With his lab's mass spec-based approach, "we are looking at the sequence of antibodies. We don't know what [antigens] the antibodies are against," he said.

Stephen Johnston, a professor at the Biodesign Institute and inventor of the immunosignature approach used by HealthTell noted, though, that because the peptides used in this method are mimotopes, not epitopes, they can likewise "recognize any antibody, no matter what the source antigen." 

In both cases this means the researchers can also capture information on immune responses to unknown and non-protein antigens that could be relevant to a given disease state.

"It might be a [protein] modification, or a protein aggregate," Zubarev said. "Sometimes antibodies are raised not against proteins but against different molecules — lipids, or modified lipids. So you don't know what to look for; you don't know how to purify [and] isolate your sample. You don't know where to look for the antigen."

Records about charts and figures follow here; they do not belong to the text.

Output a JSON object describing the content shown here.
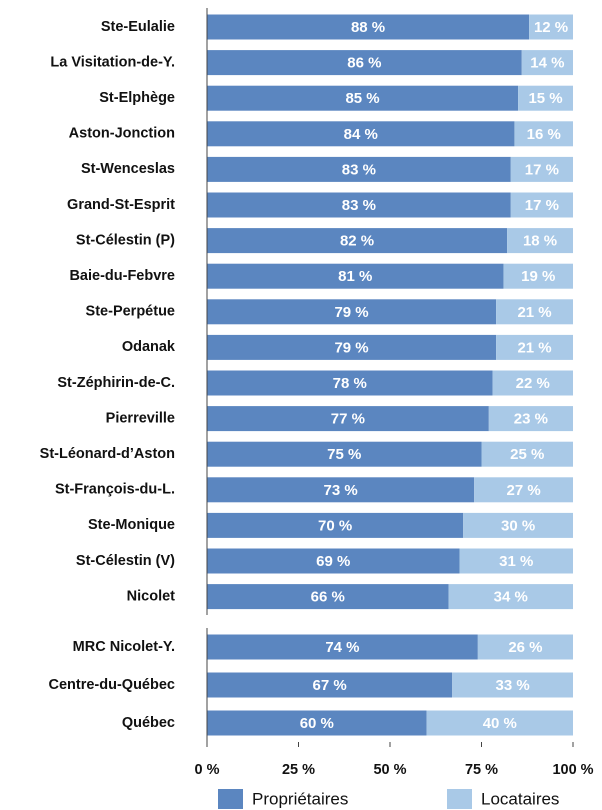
{
  "chart_data": {
    "type": "stacked-barh",
    "categories": [
      "Ste-Eulalie",
      "La Visitation-de-Y.",
      "St-Elphège",
      "Aston-Jonction",
      "St-Wenceslas",
      "Grand-St-Esprit",
      "St-Célestin (P)",
      "Baie-du-Febvre",
      "Ste-Perpétue",
      "Odanak",
      "St-Zéphirin-de-C.",
      "Pierreville",
      "St-Léonard-d’Aston",
      "St-François-du-L.",
      "Ste-Monique",
      "St-Célestin (V)",
      "Nicolet",
      "MRC Nicolet-Y.",
      "Centre-du-Québec",
      "Québec"
    ],
    "series": [
      {
        "name": "Propriétaires",
        "color": "#5b86c0",
        "values": [
          88,
          86,
          85,
          84,
          83,
          83,
          82,
          81,
          79,
          79,
          78,
          77,
          75,
          73,
          70,
          69,
          66,
          74,
          67,
          60
        ],
        "value_labels": [
          "88 %",
          "86 %",
          "85 %",
          "84 %",
          "83 %",
          "83 %",
          "82 %",
          "81 %",
          "79 %",
          "79 %",
          "78 %",
          "77 %",
          "75 %",
          "73 %",
          "70 %",
          "69 %",
          "66 %",
          "74 %",
          "67 %",
          "60 %"
        ]
      },
      {
        "name": "Locataires",
        "color": "#a9c9e7",
        "values": [
          12,
          14,
          15,
          16,
          17,
          17,
          18,
          19,
          21,
          21,
          22,
          23,
          25,
          27,
          30,
          31,
          34,
          26,
          33,
          40
        ],
        "value_labels": [
          "12 %",
          "14 %",
          "15 %",
          "16 %",
          "17 %",
          "17 %",
          "18 %",
          "19 %",
          "21 %",
          "21 %",
          "22 %",
          "23 %",
          "25 %",
          "27 %",
          "30 %",
          "31 %",
          "34 %",
          "26 %",
          "33 %",
          "40 %"
        ]
      }
    ],
    "xlim": [
      0,
      100
    ],
    "xticks": [
      {
        "value": 0,
        "label": "0 %"
      },
      {
        "value": 25,
        "label": "25 %"
      },
      {
        "value": 50,
        "label": "50 %"
      },
      {
        "value": 75,
        "label": "75 %"
      },
      {
        "value": 100,
        "label": "100 %"
      }
    ],
    "legend": "bottom"
  }
}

Another potential benefit of looking at antibodies is that the immune cell replication involved in immune response provides a natural amplification of the signal, which could make it possible to detect disease earlier than with conventional protein markers, whose low abundance have often stymied biomarker researchers.

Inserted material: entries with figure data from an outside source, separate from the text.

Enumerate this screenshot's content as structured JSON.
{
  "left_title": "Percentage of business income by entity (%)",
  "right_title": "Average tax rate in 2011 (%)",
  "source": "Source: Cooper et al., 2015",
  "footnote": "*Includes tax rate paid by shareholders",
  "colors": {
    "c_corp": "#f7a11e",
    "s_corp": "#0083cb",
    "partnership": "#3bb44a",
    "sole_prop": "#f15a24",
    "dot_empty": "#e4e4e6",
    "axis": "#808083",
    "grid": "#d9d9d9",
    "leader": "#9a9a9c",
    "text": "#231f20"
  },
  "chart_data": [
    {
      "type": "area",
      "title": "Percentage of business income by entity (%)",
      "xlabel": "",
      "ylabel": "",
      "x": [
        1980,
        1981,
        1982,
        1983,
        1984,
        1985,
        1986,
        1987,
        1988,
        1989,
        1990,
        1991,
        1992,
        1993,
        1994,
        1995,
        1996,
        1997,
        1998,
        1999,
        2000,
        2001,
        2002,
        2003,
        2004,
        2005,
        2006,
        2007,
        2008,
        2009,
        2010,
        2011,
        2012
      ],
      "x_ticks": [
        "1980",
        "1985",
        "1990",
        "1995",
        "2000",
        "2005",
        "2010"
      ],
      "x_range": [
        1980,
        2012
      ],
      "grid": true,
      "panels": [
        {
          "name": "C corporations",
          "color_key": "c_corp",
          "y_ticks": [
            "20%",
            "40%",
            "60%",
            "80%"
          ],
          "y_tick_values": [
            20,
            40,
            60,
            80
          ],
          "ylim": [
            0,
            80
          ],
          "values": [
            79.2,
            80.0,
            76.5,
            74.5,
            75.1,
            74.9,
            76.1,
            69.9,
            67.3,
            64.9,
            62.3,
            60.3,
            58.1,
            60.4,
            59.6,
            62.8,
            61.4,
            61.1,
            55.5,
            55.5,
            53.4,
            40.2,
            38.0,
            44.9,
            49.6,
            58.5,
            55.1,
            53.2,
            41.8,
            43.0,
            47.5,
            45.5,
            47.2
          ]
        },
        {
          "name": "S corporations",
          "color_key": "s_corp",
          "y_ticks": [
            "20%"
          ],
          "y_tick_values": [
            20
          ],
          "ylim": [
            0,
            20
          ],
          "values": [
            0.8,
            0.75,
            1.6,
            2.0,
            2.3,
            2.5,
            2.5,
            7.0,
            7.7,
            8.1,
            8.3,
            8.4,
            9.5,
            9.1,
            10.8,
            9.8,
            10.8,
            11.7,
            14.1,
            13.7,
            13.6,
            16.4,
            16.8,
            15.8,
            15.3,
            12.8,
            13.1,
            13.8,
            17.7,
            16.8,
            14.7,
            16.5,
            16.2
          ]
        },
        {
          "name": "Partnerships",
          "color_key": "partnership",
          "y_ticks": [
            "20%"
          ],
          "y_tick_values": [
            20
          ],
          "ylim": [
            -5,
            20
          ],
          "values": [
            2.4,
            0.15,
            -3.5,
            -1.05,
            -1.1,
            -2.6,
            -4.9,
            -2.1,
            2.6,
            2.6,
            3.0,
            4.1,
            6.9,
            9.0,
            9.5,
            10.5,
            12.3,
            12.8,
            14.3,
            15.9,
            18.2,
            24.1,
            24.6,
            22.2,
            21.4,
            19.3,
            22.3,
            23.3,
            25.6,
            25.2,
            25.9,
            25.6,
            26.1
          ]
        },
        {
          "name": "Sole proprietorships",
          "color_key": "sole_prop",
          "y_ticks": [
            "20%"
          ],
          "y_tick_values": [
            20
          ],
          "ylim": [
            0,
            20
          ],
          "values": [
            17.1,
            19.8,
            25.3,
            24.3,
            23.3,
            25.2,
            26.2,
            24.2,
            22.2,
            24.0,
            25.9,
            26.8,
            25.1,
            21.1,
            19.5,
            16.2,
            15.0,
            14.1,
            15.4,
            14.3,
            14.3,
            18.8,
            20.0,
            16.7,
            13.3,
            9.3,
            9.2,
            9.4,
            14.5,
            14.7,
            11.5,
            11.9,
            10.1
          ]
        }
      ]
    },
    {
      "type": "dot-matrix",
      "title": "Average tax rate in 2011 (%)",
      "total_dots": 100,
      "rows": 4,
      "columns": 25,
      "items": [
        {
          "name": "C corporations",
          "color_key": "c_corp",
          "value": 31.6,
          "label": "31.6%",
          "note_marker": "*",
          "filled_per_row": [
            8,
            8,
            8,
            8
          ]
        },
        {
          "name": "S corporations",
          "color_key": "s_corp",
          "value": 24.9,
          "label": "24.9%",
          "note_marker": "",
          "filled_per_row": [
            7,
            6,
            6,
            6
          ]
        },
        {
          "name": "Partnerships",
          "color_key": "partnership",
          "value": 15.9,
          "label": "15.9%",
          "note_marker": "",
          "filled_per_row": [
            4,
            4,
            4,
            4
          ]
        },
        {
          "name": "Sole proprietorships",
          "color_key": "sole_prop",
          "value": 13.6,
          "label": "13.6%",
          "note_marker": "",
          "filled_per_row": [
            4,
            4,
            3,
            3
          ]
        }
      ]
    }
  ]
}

Essential to the method, which Zubarev and his colleagues have named SpotLight, is the ability to obtain complete sequence coverage for the antibody variable regions they are analyzing. To do this they enriched for IgG molecules via Melon Gel enrichment, then used a Thermo Fisher Orbitrap Fusion to fragment peptides using both higher-energy collisional dissocation (HCD) and electron transfer dissociation (ETD), which provided the coverage necessary to perform de novo sequencing.

The two methods "give different and complementary patters of dissociation, preferences, so what is not sequenced by an HCD is sequenced by ETD and the other way around," Zubarev said. He noted, as well, that the antibody variable regions the method focuses on are only around ten amino acids long on average, making full sequence coverage feasible.

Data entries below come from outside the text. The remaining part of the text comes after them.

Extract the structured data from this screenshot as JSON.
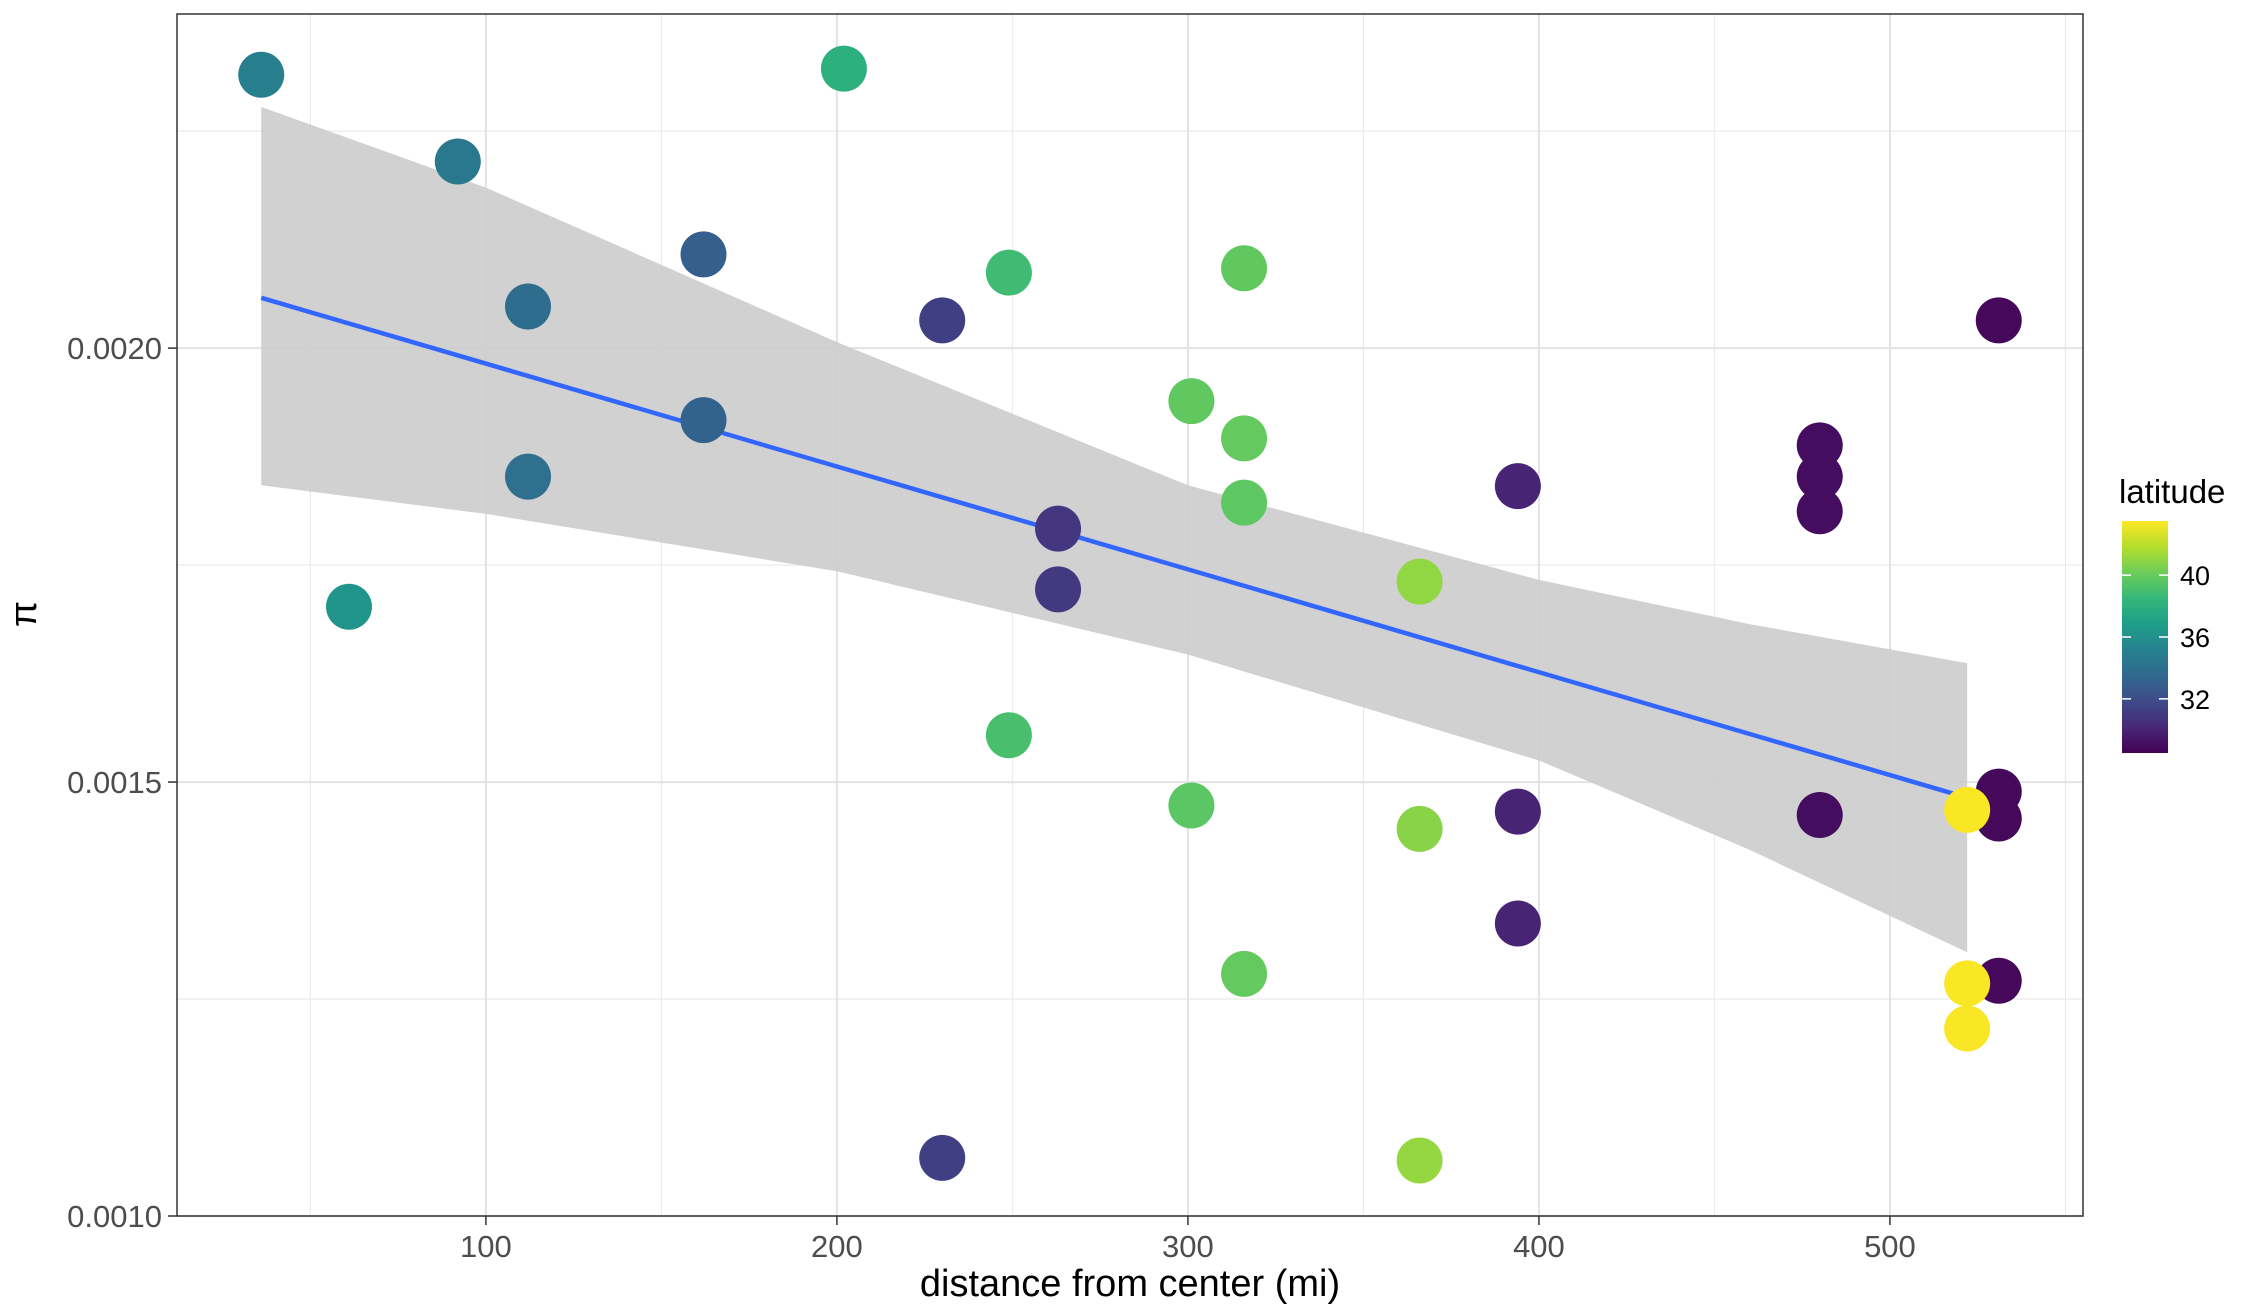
{
  "chart_data": {
    "type": "scatter",
    "title": "",
    "xlabel": "distance from center (mi)",
    "ylabel": "π",
    "xlim": [
      12,
      555
    ],
    "ylim": [
      0.001,
      0.002385
    ],
    "x_ticks": [
      100,
      200,
      300,
      400,
      500
    ],
    "x_tick_labels": [
      "100",
      "200",
      "300",
      "400",
      "500"
    ],
    "y_ticks": [
      0.001,
      0.0015,
      0.002
    ],
    "y_tick_labels": [
      "0.0010",
      "0.0015",
      "0.0020"
    ],
    "x_minor_ticks": [
      50,
      150,
      250,
      350,
      450,
      550
    ],
    "y_minor_ticks": [
      0.00125,
      0.00175,
      0.00225
    ],
    "grid": true,
    "legend": {
      "title": "latitude",
      "position": "right",
      "labels": [
        "40",
        "36",
        "32"
      ],
      "label_values": [
        40,
        36,
        32
      ],
      "range": [
        28.5,
        43.5
      ],
      "palette": [
        "#440154",
        "#482878",
        "#3E4A89",
        "#31688E",
        "#26828E",
        "#1F9E89",
        "#35B779",
        "#6DCD59",
        "#B4DE2C",
        "#FDE725"
      ]
    },
    "points": [
      {
        "x": 36,
        "y": 0.002315,
        "latitude": 35.0
      },
      {
        "x": 61,
        "y": 0.001702,
        "latitude": 36.3
      },
      {
        "x": 92,
        "y": 0.002215,
        "latitude": 34.5
      },
      {
        "x": 112,
        "y": 0.002048,
        "latitude": 33.8
      },
      {
        "x": 112,
        "y": 0.001852,
        "latitude": 34.0
      },
      {
        "x": 162,
        "y": 0.002108,
        "latitude": 33.0
      },
      {
        "x": 162,
        "y": 0.001917,
        "latitude": 33.2
      },
      {
        "x": 202,
        "y": 0.002322,
        "latitude": 38.0
      },
      {
        "x": 230,
        "y": 0.002032,
        "latitude": 31.3
      },
      {
        "x": 230,
        "y": 0.001067,
        "latitude": 31.3
      },
      {
        "x": 249,
        "y": 0.002087,
        "latitude": 38.8
      },
      {
        "x": 249,
        "y": 0.001554,
        "latitude": 39.1
      },
      {
        "x": 263,
        "y": 0.001792,
        "latitude": 30.9
      },
      {
        "x": 263,
        "y": 0.001722,
        "latitude": 31.0
      },
      {
        "x": 301,
        "y": 0.001939,
        "latitude": 39.8
      },
      {
        "x": 301,
        "y": 0.001473,
        "latitude": 39.6
      },
      {
        "x": 316,
        "y": 0.002092,
        "latitude": 39.8
      },
      {
        "x": 316,
        "y": 0.001896,
        "latitude": 39.9
      },
      {
        "x": 316,
        "y": 0.001822,
        "latitude": 39.7
      },
      {
        "x": 316,
        "y": 0.001279,
        "latitude": 39.9
      },
      {
        "x": 366,
        "y": 0.001731,
        "latitude": 41.0
      },
      {
        "x": 366,
        "y": 0.001446,
        "latitude": 40.8
      },
      {
        "x": 366,
        "y": 0.001064,
        "latitude": 41.1
      },
      {
        "x": 394,
        "y": 0.001841,
        "latitude": 30.0
      },
      {
        "x": 394,
        "y": 0.001466,
        "latitude": 30.0
      },
      {
        "x": 394,
        "y": 0.001337,
        "latitude": 30.0
      },
      {
        "x": 480,
        "y": 0.001888,
        "latitude": 29.0
      },
      {
        "x": 480,
        "y": 0.001852,
        "latitude": 29.0
      },
      {
        "x": 480,
        "y": 0.001812,
        "latitude": 29.0
      },
      {
        "x": 480,
        "y": 0.001462,
        "latitude": 29.0
      },
      {
        "x": 531,
        "y": 0.002032,
        "latitude": 28.8
      },
      {
        "x": 531,
        "y": 0.001489,
        "latitude": 28.8
      },
      {
        "x": 531,
        "y": 0.001458,
        "latitude": 28.8
      },
      {
        "x": 531,
        "y": 0.001271,
        "latitude": 28.8
      },
      {
        "x": 522,
        "y": 0.001468,
        "latitude": 43.4
      },
      {
        "x": 522,
        "y": 0.001268,
        "latitude": 43.4
      },
      {
        "x": 522,
        "y": 0.001216,
        "latitude": 43.4
      }
    ],
    "fit": {
      "method": "lm",
      "color": "#3366FF",
      "band_color": "#CCCCCC",
      "line": [
        [
          36,
          0.002058
        ],
        [
          522,
          0.001482
        ]
      ],
      "band_upper": [
        [
          36,
          0.002278
        ],
        [
          100,
          0.002185
        ],
        [
          200,
          0.002007
        ],
        [
          300,
          0.001842
        ],
        [
          400,
          0.001733
        ],
        [
          460,
          0.001682
        ],
        [
          522,
          0.001637
        ]
      ],
      "band_lower": [
        [
          36,
          0.001842
        ],
        [
          100,
          0.001809
        ],
        [
          200,
          0.001743
        ],
        [
          300,
          0.001647
        ],
        [
          400,
          0.001525
        ],
        [
          460,
          0.001422
        ],
        [
          522,
          0.001304
        ]
      ]
    }
  }
}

The researchers focused their efforts on antibody variable regions that appeared to be shared across populations. As they wrote in the Nature Scientific Reports paper, in theory, "antibody recombination and point mutations can result in over 1015 different antigen-binding sites in humans," making for what would seem an impossibly vast search space.

However, they noted, studies have demonstrated that "antigen-specific antibody homology is more frequent than would be expected by pure chance," and that when different individuals are exposed to the same antigen, "the antibodies raised against this challenge should bind to it efficiently, which puts restraint on sequence variability of these antigen-specific [antibodies]."

This, Zubarev said, suggests that some antigen-specific antibodies may be present in large portions of a population and abundant enough to be measured using mass spec.

"What we're interested in is this gray area, the area of limited variability in the IgG sequences," he said. "We're looking at peptides that are found in at least half of the cohort of patients. The peptides that show up only once or twice, we discard. And even with that limited scope we still discovered a lot of new sequences that correlate with specific diseases."

In the recent study, Zubarev and his colleagues looked at whether addition of the IgG data improved their ability to distinguish between patients with Alzheimer's and DLB. Using only peptides identified via analysis of the non-enriched proteome, they were able to separate the two groups with an area under the receiver operating cure of .88. Adding the IgG data, the AUC rose to .94.

Zubarev said he is now working with other labs to apply the technique to a variety of diseases, though he declined to name any specific conditions they were investigating.

"There's a lot of interest from our colleagues studying different diseases because it's a new dimension of analysis that was previously unexplored," he said "So they give us samples, the cohorts, and we are looking at and finding new [antibody] sequences specific for that disease. Our long-term goal is to create a database of specific sequences that are characteristic of this or that disease."